Этим объясняется принципиальность так называемого «шекспировского вопроса»: в массовом и элитарном сознании тексты, наделенные наивысшей ценностью, должны принадлежать выдающейся личности. В широком смысле такой подход распространяется и на поведенческие жесты — события и ситуации в личной жизни писателя — гения, пророка, незаурядного и «чрезмерного» человека.

Конкурентом идеалистической концепции человека становится позитивистский взгляд, радикализировавший социальный анализ Руссо. Если естественный человек Руссо неповторим и уникален, то человек в позитивистской парадигме типичен и познаваем. Многие позитивисты проводили аналогию между биологическим и интеллектуальным устройством личности. Человек в позитивистской парадигме — объект научного изучения, жизнь которого подчиняется некоторым универсальным законам. Позитивизм, исходящий из фактов и наблюдений, опирается на методы и подходы. Соответственно, человек становится познаваемым объектом, а его жизнь одновременно индивидуализируется и унифицируется. Тексты рассматриваются в позитивистской оптике как результат творческой деятельности индивида, при этом и для текстов, и для поведения их создателя находится объяснение: «тексты научно выводимы из документированной биографии их автора, где можно найти источник их замысла»[7]. Неслучайно с позитивистской парадигмой связано формирование и утверждение биографического метода.

Специфический синтез двух этих концепций представлен новой феноменологией и психоанализом. Феноменология конца XIX — начала XX века предполагала возможным придать науке о духе характер позитивного знания, исходя из изучения подсознательных интенций.

«Для человека — существа завершенного, — писал представитель феноменологической школы Дильтей, — понимать, означает переживать, переноситься в чужую жизнь, делать чужое своим»[8]. Для биографов, последовавших совету Дильтея, писать феноменологически стало означать «вживаться», «проживать жизнь своего героя». Субъект биографии в феноменологической парадигме теряет самостоятельность — каждый факт в его жизни находит переосмысление, а результат — итоговый текст — становится полноценным выражением себя через другого.

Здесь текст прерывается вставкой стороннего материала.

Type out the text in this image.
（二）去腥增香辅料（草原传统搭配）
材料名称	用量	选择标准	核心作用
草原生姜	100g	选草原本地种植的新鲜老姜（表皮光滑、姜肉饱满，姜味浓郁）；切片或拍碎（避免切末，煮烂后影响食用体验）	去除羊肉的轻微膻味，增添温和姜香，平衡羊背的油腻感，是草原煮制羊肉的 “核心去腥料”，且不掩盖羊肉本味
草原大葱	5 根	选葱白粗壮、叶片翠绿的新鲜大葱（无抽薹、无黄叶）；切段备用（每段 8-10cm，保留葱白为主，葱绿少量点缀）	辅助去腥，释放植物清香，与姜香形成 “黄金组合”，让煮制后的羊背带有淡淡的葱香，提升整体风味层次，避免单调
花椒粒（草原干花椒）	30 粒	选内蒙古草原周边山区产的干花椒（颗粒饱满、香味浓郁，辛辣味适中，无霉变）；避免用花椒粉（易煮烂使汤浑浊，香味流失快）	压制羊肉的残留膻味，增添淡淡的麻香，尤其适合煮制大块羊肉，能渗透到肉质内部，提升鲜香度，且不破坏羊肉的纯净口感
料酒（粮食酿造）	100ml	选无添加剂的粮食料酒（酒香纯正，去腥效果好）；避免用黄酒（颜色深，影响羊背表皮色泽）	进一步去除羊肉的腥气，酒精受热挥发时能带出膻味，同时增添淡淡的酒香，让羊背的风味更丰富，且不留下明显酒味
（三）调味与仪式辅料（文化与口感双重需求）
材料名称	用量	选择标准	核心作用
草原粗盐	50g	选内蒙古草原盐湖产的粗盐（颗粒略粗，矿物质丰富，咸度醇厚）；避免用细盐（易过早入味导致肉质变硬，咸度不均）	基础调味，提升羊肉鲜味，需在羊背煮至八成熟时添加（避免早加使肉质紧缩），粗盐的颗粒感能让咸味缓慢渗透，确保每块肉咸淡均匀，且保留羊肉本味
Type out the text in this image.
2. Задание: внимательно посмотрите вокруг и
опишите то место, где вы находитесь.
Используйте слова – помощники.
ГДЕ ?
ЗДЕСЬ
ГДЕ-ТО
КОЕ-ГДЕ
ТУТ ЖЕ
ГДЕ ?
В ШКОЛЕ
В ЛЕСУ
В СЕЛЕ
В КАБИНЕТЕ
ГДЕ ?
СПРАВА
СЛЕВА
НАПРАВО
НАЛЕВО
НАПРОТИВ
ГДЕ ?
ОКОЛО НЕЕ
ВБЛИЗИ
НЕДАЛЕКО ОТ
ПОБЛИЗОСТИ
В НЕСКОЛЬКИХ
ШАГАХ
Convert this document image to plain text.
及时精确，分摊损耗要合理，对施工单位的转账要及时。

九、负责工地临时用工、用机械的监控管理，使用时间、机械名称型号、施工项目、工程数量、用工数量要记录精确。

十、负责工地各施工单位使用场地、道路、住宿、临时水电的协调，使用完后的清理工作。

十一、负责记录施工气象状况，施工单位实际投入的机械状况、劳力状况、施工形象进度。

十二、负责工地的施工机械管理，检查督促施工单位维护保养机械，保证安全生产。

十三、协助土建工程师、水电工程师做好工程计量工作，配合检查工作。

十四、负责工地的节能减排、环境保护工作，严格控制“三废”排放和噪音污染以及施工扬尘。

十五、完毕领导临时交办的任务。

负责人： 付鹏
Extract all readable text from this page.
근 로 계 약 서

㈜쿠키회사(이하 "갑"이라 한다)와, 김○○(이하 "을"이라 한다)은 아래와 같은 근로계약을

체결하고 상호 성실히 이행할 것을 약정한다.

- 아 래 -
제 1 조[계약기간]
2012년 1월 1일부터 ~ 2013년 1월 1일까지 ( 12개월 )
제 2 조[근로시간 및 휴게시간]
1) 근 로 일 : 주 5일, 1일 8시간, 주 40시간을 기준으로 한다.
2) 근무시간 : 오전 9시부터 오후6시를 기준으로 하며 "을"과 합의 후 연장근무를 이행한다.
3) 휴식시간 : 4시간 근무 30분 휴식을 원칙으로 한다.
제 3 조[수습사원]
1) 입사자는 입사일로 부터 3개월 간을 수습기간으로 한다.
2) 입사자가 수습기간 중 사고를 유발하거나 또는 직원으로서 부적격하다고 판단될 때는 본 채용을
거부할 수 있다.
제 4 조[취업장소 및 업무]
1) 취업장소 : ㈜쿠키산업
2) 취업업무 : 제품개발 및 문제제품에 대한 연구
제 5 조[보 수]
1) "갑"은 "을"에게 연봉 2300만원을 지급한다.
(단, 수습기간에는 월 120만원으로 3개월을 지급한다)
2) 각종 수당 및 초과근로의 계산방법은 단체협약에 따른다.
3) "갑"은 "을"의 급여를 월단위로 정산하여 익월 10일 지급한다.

В отличие от феноменологии психоанализ не претендует на прямое присвоение чужого опыта. Исходя из подсознательного (т. е. иррационального), продиктованного фобиями, детскими и подростковыми травмами, а также специфическими конфигурациями личности, Фрейд связывал внешние поступки и события в жизни человека с глубинными, часто иррациональными действиями его подсознания. Так, в классической работе «Достоевский и отцеубийство» устойчивая для романов писателя сюжетная схема интерпретируется через обращение к его травматическому детскому опыту (который якобы определил латентную гомосексуальность) и сложившемуся впоследствии комплексу вины (связанному с насильственной смертью отца писателя — М. А. Достоевского)[9]. Соблазн фрейдистов и феноменологов — объяснить личность через сумму фактов, точнее, придать статус факта отдельным наблюдениям, — создает характерные диспропорции между интимным и публичным, явным и скрытым, наконец, верифицируемым и гипотетическим.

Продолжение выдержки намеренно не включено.